La suya no fue una idea precisamente original. Ese año, 1885, fue el de mayor emigración alemana rumbo a América. La ola de refugiados alemanes había comenzado a llegar desde 1848 y en 1900 la población de las ciudades de Cleveland, Milwaukee, Hoboken, y Cincinnati, por ejemplo, estaba compuesta en más de un 40% de germano-estadounidenses, dato que abre un paréntesis de reflexión sobre la actual crisis de los refugiados en Alemania.

Trump quiso volver a casa a jactarse de su fortuna, como un indiano cualquiera, y llegó de nuevo en 1904 para casarse con una chica del pueblo y con intenciones de quedarse. Pero el hecho de no haber cumplido con el servicio militar obligatorio le había privado del derecho a la nacionalidad alemana y fue obligado a regresar a EE.UU., de forma que los republicanos abochornados siempre pueden culpar al Kaiser.

«I love Kallstadt»

Quizá por eso, los Trump que se esconden tras los visillos de los caseríos de Kallstadt prefieren no hablar sobre el candidato a suceder a Obama. Aaron Skiba, un investigador de Deutsche Welle que asegura haberse tomado la molestia de llamar por teléfono a todos y cada uno de los Trump que aparecen en la guía telefónica de la región, constata que «están hasta las narices de su famoso pariente», «la mayoría buscan una excusa» para interrumpir la conversación y «algunos incluso me cuelgan sin más».
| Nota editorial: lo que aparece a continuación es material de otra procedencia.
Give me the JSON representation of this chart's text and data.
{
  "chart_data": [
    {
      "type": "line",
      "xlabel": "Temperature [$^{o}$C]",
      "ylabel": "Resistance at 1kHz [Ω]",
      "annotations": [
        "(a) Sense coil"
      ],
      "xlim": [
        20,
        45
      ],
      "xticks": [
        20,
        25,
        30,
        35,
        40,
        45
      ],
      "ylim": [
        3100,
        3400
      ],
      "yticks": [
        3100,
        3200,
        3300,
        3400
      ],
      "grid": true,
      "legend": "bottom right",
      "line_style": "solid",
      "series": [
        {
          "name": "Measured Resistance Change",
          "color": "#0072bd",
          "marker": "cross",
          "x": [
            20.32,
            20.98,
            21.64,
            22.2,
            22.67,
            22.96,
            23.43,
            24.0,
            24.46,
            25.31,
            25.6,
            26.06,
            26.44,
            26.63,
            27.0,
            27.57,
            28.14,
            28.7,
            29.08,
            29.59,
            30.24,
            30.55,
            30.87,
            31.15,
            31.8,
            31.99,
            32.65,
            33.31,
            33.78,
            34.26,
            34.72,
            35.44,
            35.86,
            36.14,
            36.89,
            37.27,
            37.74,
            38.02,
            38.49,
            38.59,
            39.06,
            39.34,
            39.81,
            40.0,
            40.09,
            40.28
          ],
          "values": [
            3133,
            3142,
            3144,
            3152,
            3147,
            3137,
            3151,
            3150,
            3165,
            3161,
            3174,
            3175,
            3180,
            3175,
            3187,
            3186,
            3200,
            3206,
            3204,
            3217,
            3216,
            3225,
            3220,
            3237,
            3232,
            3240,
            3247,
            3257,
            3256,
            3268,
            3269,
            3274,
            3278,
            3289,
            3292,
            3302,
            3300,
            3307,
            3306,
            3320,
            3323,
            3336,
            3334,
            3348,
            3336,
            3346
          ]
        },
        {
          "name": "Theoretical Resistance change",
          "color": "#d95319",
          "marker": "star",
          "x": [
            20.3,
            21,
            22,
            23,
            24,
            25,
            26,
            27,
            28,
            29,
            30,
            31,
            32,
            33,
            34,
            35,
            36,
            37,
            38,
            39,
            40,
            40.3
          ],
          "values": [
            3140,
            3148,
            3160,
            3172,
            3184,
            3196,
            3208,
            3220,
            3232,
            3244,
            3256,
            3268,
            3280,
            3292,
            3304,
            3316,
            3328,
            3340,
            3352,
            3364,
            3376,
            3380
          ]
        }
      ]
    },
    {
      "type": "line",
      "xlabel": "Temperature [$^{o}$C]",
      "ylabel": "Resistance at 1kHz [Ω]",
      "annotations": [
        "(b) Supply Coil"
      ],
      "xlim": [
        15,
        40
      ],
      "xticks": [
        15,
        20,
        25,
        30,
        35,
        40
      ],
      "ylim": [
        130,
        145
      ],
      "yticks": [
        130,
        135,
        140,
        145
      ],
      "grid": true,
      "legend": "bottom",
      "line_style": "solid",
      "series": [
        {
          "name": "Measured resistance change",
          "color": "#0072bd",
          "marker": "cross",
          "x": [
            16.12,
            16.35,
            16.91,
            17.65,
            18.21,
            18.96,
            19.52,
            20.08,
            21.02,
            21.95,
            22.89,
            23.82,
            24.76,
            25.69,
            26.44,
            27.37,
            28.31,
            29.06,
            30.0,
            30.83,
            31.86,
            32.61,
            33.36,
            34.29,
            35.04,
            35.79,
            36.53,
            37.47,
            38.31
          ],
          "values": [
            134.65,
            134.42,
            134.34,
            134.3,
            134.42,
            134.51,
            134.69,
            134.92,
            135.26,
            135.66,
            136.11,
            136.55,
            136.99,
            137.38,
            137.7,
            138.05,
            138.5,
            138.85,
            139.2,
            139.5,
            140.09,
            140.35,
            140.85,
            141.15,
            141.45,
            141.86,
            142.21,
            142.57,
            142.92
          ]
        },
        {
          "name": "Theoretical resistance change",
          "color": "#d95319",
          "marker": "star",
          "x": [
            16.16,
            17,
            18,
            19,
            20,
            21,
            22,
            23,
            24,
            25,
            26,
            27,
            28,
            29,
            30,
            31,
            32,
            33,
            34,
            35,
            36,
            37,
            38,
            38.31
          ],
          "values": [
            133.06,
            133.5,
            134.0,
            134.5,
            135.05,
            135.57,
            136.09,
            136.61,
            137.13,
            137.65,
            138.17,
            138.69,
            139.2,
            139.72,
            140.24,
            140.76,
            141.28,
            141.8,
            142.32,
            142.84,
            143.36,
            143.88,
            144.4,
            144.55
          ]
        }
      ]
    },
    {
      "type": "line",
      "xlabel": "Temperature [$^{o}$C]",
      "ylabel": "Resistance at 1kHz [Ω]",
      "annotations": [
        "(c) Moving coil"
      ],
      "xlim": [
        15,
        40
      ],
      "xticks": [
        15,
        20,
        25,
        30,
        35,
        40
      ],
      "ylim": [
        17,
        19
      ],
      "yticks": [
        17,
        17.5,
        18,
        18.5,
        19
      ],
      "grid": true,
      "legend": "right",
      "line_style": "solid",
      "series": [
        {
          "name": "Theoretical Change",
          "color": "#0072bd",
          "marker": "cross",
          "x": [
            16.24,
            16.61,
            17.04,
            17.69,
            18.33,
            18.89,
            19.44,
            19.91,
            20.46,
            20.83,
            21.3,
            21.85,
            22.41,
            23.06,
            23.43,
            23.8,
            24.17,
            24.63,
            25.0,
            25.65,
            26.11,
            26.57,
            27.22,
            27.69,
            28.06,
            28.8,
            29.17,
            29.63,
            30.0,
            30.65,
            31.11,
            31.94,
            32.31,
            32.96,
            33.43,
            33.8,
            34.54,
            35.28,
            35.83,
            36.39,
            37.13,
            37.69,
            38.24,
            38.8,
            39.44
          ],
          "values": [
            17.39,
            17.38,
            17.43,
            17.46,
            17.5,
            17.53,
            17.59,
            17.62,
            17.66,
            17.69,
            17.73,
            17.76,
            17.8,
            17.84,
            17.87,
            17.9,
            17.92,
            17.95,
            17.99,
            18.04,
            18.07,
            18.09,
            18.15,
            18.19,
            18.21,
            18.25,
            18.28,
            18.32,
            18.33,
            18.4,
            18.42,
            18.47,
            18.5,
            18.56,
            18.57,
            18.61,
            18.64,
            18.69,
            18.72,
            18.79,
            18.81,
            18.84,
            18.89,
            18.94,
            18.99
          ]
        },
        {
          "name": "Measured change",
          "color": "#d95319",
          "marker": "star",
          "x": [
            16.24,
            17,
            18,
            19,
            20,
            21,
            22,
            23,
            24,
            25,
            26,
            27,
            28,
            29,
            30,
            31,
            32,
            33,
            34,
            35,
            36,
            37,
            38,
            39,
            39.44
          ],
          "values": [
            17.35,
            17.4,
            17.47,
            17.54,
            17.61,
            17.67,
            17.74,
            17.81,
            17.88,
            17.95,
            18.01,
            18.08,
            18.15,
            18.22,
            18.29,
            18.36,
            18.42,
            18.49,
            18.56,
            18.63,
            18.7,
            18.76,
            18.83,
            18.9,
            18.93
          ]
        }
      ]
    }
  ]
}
Bernd Weisenborn, un granjero cuyo ADN se entrelaza en algún gen con el de Donald Trump, insiste en referirse al tío americano como «Drumb», con acento palatino, y asegura que le da «exactamente igual» el resultado de las elecciones. La misma indiferencia huidiza muestra el propio Donald Trump, que no quiso hablar sobre su origen alemán cuando una joven cineasta con familia en el pueblo, Simone Wendel, quiso entrevistarle el año pasado para un documental titulado «kings of Kallstadt». Ya sumergido en su estrategia de campaña y abanderando el mensaje antiinmigración, para el que su origen resulta cuando menos sorprendente, el candidato accedió a grabar solamente una escueta declaración: «I love Kallstadt».